Vegan Curry : Chickpea and Roasted Butternut
Vegan Chickpea and butternut curry, packed full of flavour.
Ingredients
- 1 medium Butternut
- 2 tbsp coconut oil
- 4 garlic cloves
- 1 thumb size ginger
- 1 tbsp curry powder
- 1 tsp mild masala
- 1/2 tsp ground cumin
- 1/4 tsp turmeric
- 1 tin chopped tomatoes
- 1 tin coconut milk
- 200ml vegetable stock
- 1 tin chick peas
- salt and peper
Instructions
Preheat oven to 200C/400F. Cut both ends off the squash, peel it and cut in half length ways.
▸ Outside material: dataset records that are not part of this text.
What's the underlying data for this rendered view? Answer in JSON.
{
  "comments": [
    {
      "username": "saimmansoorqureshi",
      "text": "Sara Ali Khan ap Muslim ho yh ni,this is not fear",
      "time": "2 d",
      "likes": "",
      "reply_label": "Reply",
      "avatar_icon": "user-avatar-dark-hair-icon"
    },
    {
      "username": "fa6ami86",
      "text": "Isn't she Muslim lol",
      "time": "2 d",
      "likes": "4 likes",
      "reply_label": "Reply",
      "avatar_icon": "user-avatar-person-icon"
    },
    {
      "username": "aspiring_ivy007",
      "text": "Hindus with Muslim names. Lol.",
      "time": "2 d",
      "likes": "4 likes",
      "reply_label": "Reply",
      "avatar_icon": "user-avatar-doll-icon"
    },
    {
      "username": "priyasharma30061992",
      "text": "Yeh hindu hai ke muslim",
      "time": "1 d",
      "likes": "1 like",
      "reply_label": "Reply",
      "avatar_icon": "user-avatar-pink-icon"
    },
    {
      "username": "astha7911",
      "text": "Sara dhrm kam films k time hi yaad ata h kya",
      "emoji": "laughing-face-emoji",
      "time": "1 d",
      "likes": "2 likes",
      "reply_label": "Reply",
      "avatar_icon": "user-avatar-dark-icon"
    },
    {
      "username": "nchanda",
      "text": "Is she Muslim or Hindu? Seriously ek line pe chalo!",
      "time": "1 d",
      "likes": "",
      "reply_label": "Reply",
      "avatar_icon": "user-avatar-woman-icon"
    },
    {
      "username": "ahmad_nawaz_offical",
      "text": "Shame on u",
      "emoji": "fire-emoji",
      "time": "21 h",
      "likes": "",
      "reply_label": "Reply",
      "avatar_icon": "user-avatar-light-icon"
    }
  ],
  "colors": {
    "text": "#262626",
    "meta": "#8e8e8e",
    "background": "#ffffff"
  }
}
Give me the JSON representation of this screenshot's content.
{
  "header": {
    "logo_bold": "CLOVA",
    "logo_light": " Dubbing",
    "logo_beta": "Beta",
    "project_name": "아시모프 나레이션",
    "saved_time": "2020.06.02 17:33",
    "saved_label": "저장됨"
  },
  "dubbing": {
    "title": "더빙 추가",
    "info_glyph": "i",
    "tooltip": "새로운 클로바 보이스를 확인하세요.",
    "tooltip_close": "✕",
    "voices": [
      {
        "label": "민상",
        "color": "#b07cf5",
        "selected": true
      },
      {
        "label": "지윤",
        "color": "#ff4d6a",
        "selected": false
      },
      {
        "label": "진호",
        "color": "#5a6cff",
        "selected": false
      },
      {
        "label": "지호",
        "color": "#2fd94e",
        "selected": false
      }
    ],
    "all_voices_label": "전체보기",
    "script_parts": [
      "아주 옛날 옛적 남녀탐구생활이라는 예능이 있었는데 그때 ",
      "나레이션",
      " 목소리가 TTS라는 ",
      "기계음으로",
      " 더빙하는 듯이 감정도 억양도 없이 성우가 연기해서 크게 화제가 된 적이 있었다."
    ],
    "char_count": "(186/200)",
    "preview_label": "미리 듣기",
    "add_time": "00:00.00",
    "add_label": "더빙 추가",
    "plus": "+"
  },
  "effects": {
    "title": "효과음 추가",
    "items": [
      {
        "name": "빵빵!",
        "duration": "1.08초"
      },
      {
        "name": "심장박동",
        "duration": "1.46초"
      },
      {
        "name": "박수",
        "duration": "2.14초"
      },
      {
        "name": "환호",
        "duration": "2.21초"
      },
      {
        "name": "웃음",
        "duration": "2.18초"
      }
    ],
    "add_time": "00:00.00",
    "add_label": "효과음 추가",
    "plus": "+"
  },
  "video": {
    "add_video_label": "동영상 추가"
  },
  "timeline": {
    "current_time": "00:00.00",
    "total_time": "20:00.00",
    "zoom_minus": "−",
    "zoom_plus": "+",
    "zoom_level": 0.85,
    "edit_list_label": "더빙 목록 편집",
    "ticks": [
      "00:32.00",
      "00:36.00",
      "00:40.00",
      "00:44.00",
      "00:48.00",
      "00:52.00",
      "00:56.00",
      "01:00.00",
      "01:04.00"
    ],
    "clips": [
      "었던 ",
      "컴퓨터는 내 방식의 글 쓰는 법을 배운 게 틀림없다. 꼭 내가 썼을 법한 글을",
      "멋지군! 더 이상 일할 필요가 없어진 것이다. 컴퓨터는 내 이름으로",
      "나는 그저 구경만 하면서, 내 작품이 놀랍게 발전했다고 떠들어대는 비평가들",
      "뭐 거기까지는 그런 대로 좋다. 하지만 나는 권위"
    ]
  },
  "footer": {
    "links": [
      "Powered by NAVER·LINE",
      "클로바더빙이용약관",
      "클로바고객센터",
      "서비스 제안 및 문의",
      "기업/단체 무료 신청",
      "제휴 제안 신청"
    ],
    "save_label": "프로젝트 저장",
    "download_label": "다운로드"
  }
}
Cut into roughly equal sized cubes about
Place on a large baking tray, drizzle generously with oil salt and pepper, toss and place in the oven for 35-40 minutes until soft through and starting to brown on the edges
In the meantime, start the curry. Add coconut oil to a large pan on medium heat, once melted add finely chopped onion. Stir and fry for a few minutes then add crushed garlic and grated ginger.
Leave to cook for a further minute
Add all the spices - curry powder, garam masala, cumin, turmeric and chilli powder.
Cook for 30 seconds until fragrant, add a little more oil if needed so it doesn't burn
Add the chopped tomatoes, coconut milk and vegetable stock.
Bring to a gentle simmer and let cook for 10 minutes.
Add the chickpeas and cook for a further 5-10 minutes, it should have thickened and be nice and creamy and orange in colour. Taste the sauce and season with salt and pepper.
If you like it spicy you can add some extra chilli powder
Add the roasted butternut squash, stir and serve!
Top with yogurt or cream to cut the spicyness and make it more rich.